COVID-Net L2C-ULTRA: An Explainable Linear-Convex Ultrasound Augmentation Learning Framework to Improve COVID-19 Assessment and Monitoring
While no longer a public health emergency of international concern, COVID-19 remains an established and ongoing global health threat. As the global population continues to face significant negative impacts of the pandemic, there has been an increased usage of point-of-care ultrasound (POCUS) imaging as a low-cost, portable, and effective modality of choice in the COVID-19 clinical workflow. A major barrier to the widespread adoption of POCUS in the COVID-19 clinical workflow is the scarcity of expert clinicians who can interpret POCUS examinations, leading to considerable interest in artificial intelligence-driven clinical decision support systems to tackle this challenge. A major challenge to building deep neural networks for COVID-19 screening using POCUS is the heterogeneity in the types of probes used to capture ultrasound images (e.g., convex vs. linear probes), which can lead to very different visual appearances. In this study, we propose an analytic framework for COVID-19 assessment able to consume ultrasound images captured by linear and convex probes. We analyze the impact of leveraging extended linear-convex ultrasound augmentation learning on producing enhanced deep neural networks for COVID-19 assessment, where we conduct data augmentation on convex probe data alongside linear probe data that have been transformed to better resemble convex probe data.
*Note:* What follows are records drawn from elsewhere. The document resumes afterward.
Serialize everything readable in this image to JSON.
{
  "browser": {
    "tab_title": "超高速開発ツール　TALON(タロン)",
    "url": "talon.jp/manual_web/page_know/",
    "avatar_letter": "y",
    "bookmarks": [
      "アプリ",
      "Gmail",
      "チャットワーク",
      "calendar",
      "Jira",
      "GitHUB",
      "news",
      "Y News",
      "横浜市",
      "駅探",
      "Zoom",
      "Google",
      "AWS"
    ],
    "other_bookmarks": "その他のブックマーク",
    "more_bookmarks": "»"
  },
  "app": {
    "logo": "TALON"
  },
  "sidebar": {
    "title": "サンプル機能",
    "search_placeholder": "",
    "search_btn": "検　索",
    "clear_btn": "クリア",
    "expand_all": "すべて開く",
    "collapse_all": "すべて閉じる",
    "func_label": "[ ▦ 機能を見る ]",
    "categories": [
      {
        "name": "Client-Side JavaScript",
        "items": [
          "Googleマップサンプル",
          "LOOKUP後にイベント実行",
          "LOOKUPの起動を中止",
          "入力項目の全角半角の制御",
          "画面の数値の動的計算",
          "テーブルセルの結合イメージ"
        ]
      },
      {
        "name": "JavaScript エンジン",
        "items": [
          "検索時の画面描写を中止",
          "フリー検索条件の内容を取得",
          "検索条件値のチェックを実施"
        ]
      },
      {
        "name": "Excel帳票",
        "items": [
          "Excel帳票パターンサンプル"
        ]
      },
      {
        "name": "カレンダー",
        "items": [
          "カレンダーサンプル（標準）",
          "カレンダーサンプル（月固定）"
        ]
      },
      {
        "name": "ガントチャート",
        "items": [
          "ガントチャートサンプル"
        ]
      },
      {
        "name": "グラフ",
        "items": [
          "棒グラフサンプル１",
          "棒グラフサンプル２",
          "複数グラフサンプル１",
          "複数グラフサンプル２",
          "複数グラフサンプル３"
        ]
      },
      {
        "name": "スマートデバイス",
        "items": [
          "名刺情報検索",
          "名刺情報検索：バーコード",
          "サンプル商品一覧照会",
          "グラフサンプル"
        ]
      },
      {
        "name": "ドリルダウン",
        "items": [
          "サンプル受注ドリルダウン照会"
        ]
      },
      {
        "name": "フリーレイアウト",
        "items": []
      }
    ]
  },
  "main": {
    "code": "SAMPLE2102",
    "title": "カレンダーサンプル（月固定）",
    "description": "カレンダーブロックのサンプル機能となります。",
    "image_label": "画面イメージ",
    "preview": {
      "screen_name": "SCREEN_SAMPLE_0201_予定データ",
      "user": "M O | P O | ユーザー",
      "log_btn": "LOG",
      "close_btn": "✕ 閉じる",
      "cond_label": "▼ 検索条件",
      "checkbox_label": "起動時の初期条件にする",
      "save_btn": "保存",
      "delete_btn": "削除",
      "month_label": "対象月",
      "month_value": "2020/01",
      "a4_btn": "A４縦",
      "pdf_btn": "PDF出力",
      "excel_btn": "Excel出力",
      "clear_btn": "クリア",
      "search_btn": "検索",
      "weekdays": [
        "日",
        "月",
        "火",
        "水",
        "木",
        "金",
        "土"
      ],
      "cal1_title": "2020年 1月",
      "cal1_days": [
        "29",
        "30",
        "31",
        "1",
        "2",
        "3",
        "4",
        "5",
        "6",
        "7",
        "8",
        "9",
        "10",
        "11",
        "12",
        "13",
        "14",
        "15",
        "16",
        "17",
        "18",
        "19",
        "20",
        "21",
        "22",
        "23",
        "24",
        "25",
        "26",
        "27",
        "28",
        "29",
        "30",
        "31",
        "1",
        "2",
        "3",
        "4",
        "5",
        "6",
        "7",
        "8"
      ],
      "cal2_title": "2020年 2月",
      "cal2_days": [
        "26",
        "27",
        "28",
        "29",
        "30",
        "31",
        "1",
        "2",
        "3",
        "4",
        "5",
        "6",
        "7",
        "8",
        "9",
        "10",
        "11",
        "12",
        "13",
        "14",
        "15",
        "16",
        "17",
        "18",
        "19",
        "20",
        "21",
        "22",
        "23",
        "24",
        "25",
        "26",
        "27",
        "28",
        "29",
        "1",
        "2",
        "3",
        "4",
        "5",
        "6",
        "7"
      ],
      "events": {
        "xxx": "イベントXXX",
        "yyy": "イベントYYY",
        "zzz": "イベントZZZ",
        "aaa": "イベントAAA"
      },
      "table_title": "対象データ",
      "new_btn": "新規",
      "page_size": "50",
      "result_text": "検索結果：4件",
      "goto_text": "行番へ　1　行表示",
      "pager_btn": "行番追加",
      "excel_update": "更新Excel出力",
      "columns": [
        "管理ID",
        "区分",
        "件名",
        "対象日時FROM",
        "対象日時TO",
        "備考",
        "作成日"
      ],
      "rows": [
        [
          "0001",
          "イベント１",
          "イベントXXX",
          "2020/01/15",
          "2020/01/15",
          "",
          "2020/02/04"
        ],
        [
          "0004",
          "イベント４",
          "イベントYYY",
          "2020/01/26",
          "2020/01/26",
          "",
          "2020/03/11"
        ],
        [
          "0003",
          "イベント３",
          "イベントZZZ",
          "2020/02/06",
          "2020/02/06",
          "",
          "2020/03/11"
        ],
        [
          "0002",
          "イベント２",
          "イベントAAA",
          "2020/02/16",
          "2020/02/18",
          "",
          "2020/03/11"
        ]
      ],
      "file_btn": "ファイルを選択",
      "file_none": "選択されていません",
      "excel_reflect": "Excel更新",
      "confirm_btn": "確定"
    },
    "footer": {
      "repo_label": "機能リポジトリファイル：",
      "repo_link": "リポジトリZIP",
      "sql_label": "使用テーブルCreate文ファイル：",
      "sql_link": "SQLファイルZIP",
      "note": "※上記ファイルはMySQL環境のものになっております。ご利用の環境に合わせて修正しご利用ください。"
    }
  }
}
The proposed explainable framework, called COVID-Net L2C-ULTRA, employs an efficient deep columnar anti-aliased convolutional neural network designed via a machine-driven design exploration strategy. Our experimental results confirm that the proposed extended linear-convex ultrasound augmentation learning significantly increases performance, with a gain of 3.9% in test accuracy and 3.2% in AUC, 10.9% in recall, and 4.4% in precision. The proposed method also demonstrates a much more effective utilization of linear probe images through a 5.1% performance improvement in recall when such images are added to the training dataset, while all other methods show a decrease in recall when trained on the combined linear-convex dataset. We further verify the validity of the model by assessing what the network considers to be the critical regions of an image with our contribution clinician.